Second, Maryland courts reject malpractice awards if a patient contributes in any measure to the injury for which the doctor is being sued.

This "contributory negligence" bar is patently unfair and may be scrapped by the General Assembly this year. But it certainly blocks verdicts by turning a patient's failure to take medicine or schedule visits into a trump card for the defense.

The other, and maybe most important, way that Maryland differs from New Jersey in doctor-liability coverage is this: Maryland's doctor-owned malpractice insurer did not lose sight of its mission, did not issue stock to the public, did not peddle cheap policies in two dozen states, did not try to "establish itself as a national leader" and did not hire a president who grew marijuana in his attic.

When former Miix Group Inc. President Daniel Goldberg pleaded guilty to marijuana cultivation early last year, it might have been the low point for the company that started life in 1977 as the Medical Inter-Insurance Exchange of New Jersey. But it was just a pause on the way to the cessation of writing new policies this summer.

Miix was founded during a previous malpractice-coverage crisis as a doctor-controlled risk pool - a service organization, more or less, whose goals were solvency and stability.

But bad judgment, big egos and the lure of stock options worked their magic, and by 1999 Miix was trying to impress Wall Street by doing unprofitable business across the nation. The company lost $158 million last year.

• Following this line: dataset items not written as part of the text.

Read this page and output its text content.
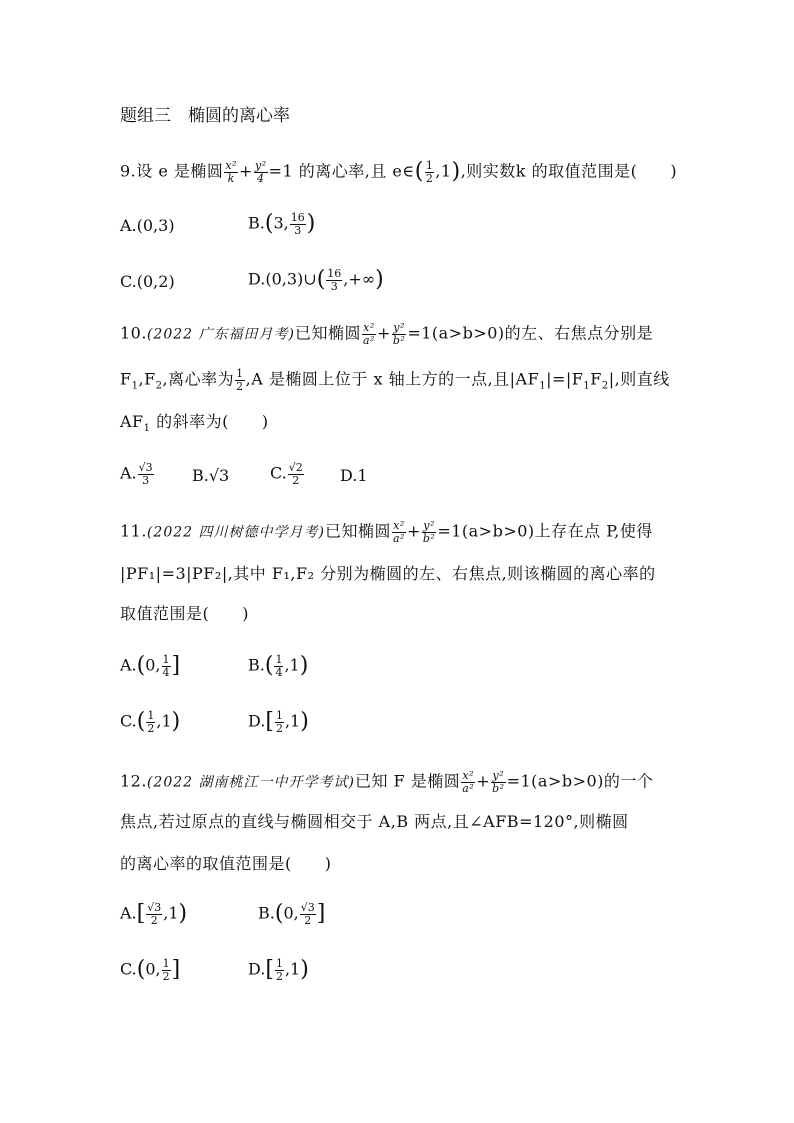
题组三　椭圆的离心率
9.设 e 是椭圆 $\frac{\text{x²}}{k} + \frac{\text{y²}}{4} =1$ 的离心率,且 e∈( $\frac{1}{2} ,1$),则实数k 的取值范围是(　　)
A.(0,3)	B.(3, $\frac{16}{3}$ )
C.(0,2)	D.(0,3)∪( $\frac{16}{3}$ ,+∞)
10.(2022 广东福田月考)已知椭圆 $\frac{\text{x²}}{\text{a²}} + \frac{\text{y²}}{\text{b²}} =1(a>b>0)$的左、右焦点分别是
$F_1,F_2$,离心率为 $\frac{1}{2} ,A$ 是椭圆上位于 x 轴上方的一点,且$|AF_1|=|F_1F_2|$,则直线
$AF_1$ 的斜率为(　　)
A. $\frac{√3}{3} B.√3$	C. $\frac{√2}{2} D.1$
11.(2022 四川树德中学月考)已知椭圆 $\frac{\text{x²}}{\text{a²}} + \frac{\text{y²}}{\text{b²}} =1(a>b>0)$上存在点 P,使得
|PF₁|=3|PF₂|,其中 F₁,F₂ 分别为椭圆的左、右焦点,则该椭圆的离心率的
取值范围是(　　)
A.(0, $\frac{1}{4}$ ]	$B.( \frac{1}{4} ,1)$
$C.( \frac{1}{2} ,1)$	$D.[ \frac{1}{2} ,1)$
12.(2022 湖南桃江一中开学考试)已知 F 是椭圆 $\frac{\text{x²}}{\text{a²}} + \frac{\text{y²}}{\text{b²}} =1(a>b>0)$的一个
焦点,若过原点的直线与椭圆相交于 A,B 两点,且∠AFB=120°,则椭圆
的离心率的取值范围是(　　)
$A.[ \frac{√3}{2} ,1)$	B.(0, $\frac{√3}{2}$ ]
C.(0, $\frac{1}{2}$ ]	$D.[ \frac{1}{2} ,1)$
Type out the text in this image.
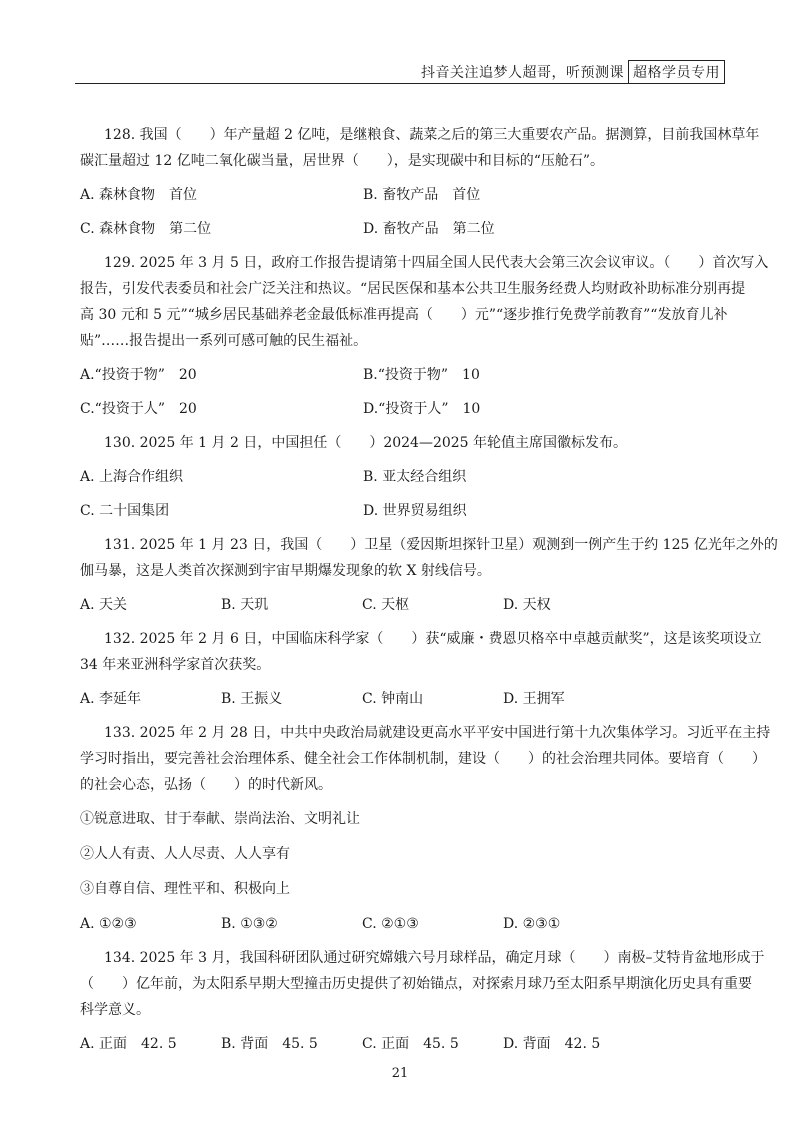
抖音关注追梦人超哥，听预测课 超格学员专用
128. 我国（　　）年产量超 2 亿吨，是继粮食、蔬菜之后的第三大重要农产品。据测算，目前我国林草年
碳汇量超过 12 亿吨二氧化碳当量，居世界（　　），是实现碳中和目标的“压舱石”。
A. 森林食物　首位	B. 畜牧产品　首位
C. 森林食物　第二位	D. 畜牧产品　第二位
129. 2025 年 3 月 5 日，政府工作报告提请第十四届全国人民代表大会第三次会议审议。（　　）首次写入
报告，引发代表委员和社会广泛关注和热议。“居民医保和基本公共卫生服务经费人均财政补助标准分别再提
高 30 元和 5 元”“城乡居民基础养老金最低标准再提高（　　）元”“逐步推行免费学前教育”“发放育儿补
贴”……报告提出一系列可感可触的民生福祉。
A.“投资于物”　20	B.“投资于物”　10
C.“投资于人”　20	D.“投资于人”　10
130. 2025 年 1 月 2 日，中国担任（　　）2024—2025 年轮值主席国徽标发布。
A. 上海合作组织	B. 亚太经合组织
C. 二十国集团	D. 世界贸易组织
131. 2025 年 1 月 23 日，我国（　　）卫星（爱因斯坦探针卫星）观测到一例产生于约 125 亿光年之外的
伽马暴，这是人类首次探测到宇宙早期爆发现象的软 X 射线信号。
A. 天关	B. 天玑	C. 天枢	D. 天权
132. 2025 年 2 月 6 日，中国临床科学家（　　）获“威廉・费恩贝格卒中卓越贡献奖”，这是该奖项设立
34 年来亚洲科学家首次获奖。
A. 李延年	B. 王振义	C. 钟南山	D. 王拥军
133. 2025 年 2 月 28 日，中共中央政治局就建设更高水平平安中国进行第十九次集体学习。习近平在主持
学习时指出，要完善社会治理体系、健全社会工作体制机制，建设（　　）的社会治理共同体。要培育（　　）
的社会心态，弘扬（　　）的时代新风。
①锐意进取、甘于奉献、崇尚法治、文明礼让
②人人有责、人人尽责、人人享有
③自尊自信、理性平和、积极向上
A. ①②③	B. ①③②	C. ②①③	D. ②③①
134. 2025 年 3 月，我国科研团队通过研究嫦娥六号月球样品，确定月球（　　）南极–艾特肯盆地形成于
（　　）亿年前，为太阳系早期大型撞击历史提供了初始锚点，对探索月球乃至太阳系早期演化历史具有重要
科学意义。
A. 正面　42. 5	B. 背面　45. 5	C. 正面　45. 5	D. 背面　42. 5
21
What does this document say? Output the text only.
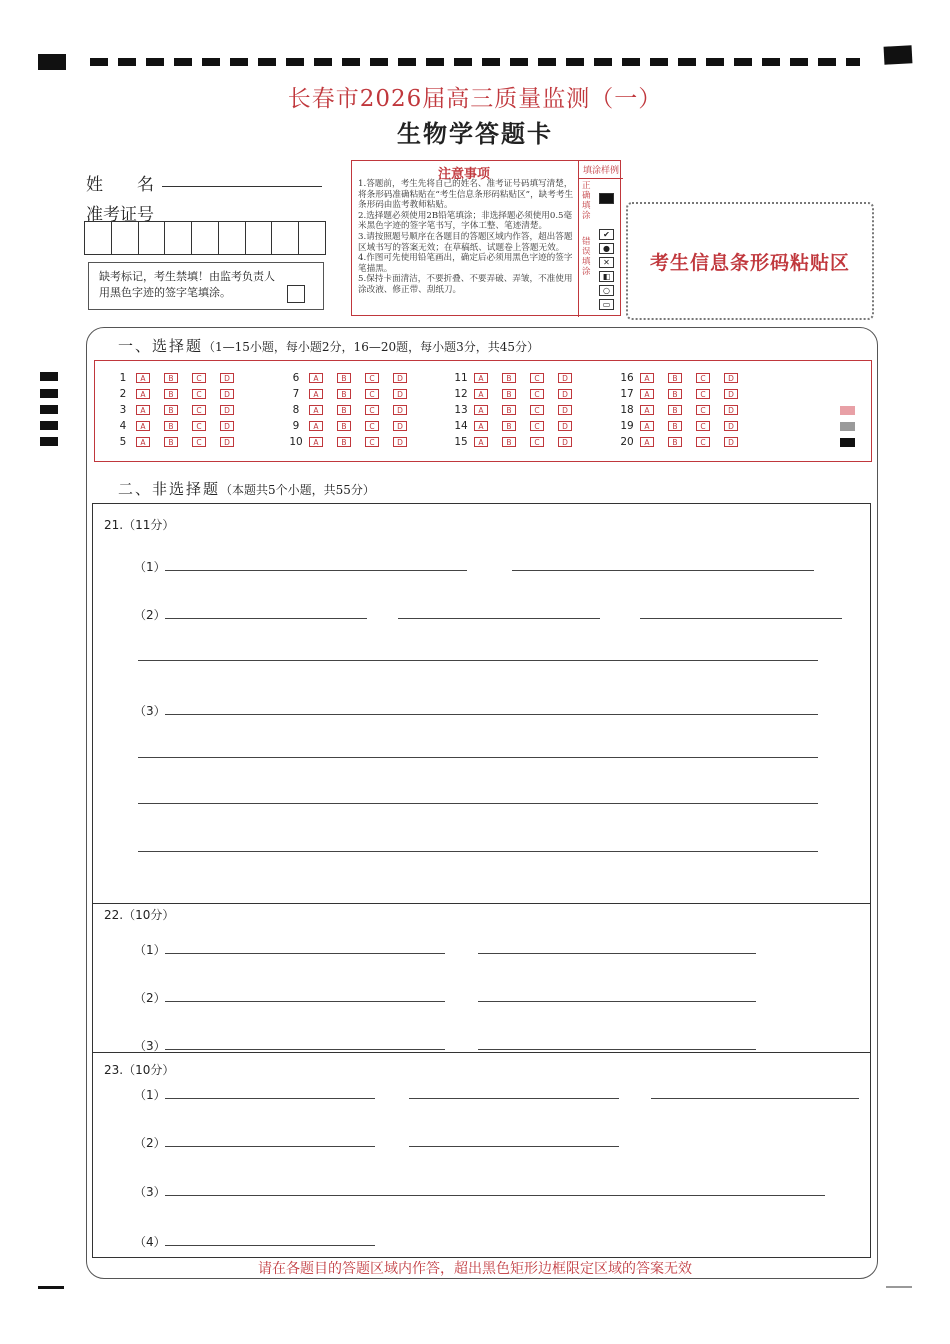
长春市2026届高三质量监测（一）
生物学答题卡
姓　　名
准考证号
缺考标记，考生禁填！由监考负责人用黑色字迹的签字笔填涂。
注意事项
1.答题前，考生先将自己的姓名、准考证号码填写清楚，将条形码准确粘贴在“考生信息条形码粘贴区”，缺考考生条形码由监考教师粘贴。
2.选择题必须使用2B铅笔填涂；非选择题必须使用0.5毫米黑色字迹的签字笔书写，字体工整、笔迹清楚。
3.请按照题号顺序在各题目的答题区域内作答，超出答题区域书写的答案无效；在草稿纸、试题卷上答题无效。
4.作图可先使用铅笔画出，确定后必须用黑色字迹的签字笔描黑。
5.保持卡面清洁，不要折叠、不要弄破、弄皱，不准使用涂改液、修正带、刮纸刀。
填涂样例
正确填涂
错误填涂
✔
●
✕
◧
○
▭
考生信息条形码粘贴区
一、选择题（1—15小题，每小题2分，16—20题，每小题3分，共45分）
1	A	B	C	D
2	A	B	C	D
3	A	B	C	D
4	A	B	C	D
5	A	B	C	D
6	A	B	C	D
7	A	B	C	D
8	A	B	C	D
9	A	B	C	D
10	A	B	C	D
11	A	B	C	D
12	A	B	C	D
13	A	B	C	D
14	A	B	C	D
15	A	B	C	D
16	A	B	C	D
17	A	B	C	D
18	A	B	C	D
19	A	B	C	D
20	A	B	C	D
二、非选择题（本题共5个小题，共55分）
21.（11分）
（1）
（2）
（3）
22.（10分）
（1）
（2）
（3）
23.（10分）
（1）
（2）
（3）
（4）
请在各题目的答题区域内作答，超出黑色矩形边框限定区域的答案无效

By contrast, the Medical Mutual Liability Insurance Society of Maryland, created like Miix in the 1970s insurance drought, has retained its mutual, doctor-owned status, issues most of its policies in Maryland, has resisted chasing new business by cutting rates and gets an excellent, A-minus rating from A.M. Best.

Everything Miix did wrong, MedMutual did right. A few years ago, when carriers were trying to build market share with cut-rate policies. MedMutual looked expensive. Now, as the supply of malpractice coverage has dried up and prices have jumped, it looks reasonable.

Plenty of blame is flying for the current problems nationally, mostly in symmetrical, mutually exclusive fashion between docs and insurers on one side, and the plaintiffs' bar on the other. In truth, everybody scores points.

There are bad doctors who harm patients, who deserve compensation. There are undeserving plaintiffs. There are runaway juries. There are insurers taking advantage of the crisis to jack up rates, although, if malpractice coverage were such a terrific business, I doubt the St. Paul Cos. and all these other outfits would be bailing out.

The tort situation will shift again. Reform legislation is floating around Congress. States are mulling pain-and-suffering caps. Maryland could cheer trial lawyers by jettisoning the unfair contributory-negligence standard; if so it should even the score by rejecting the equally illogical "joint and several liability" rule, which allows plaintiffs to milk the defendant with the deepest pockets.

But whatever happens, you don't have to be a brain surgeon to know where to buy malpractice insurance in Maryland.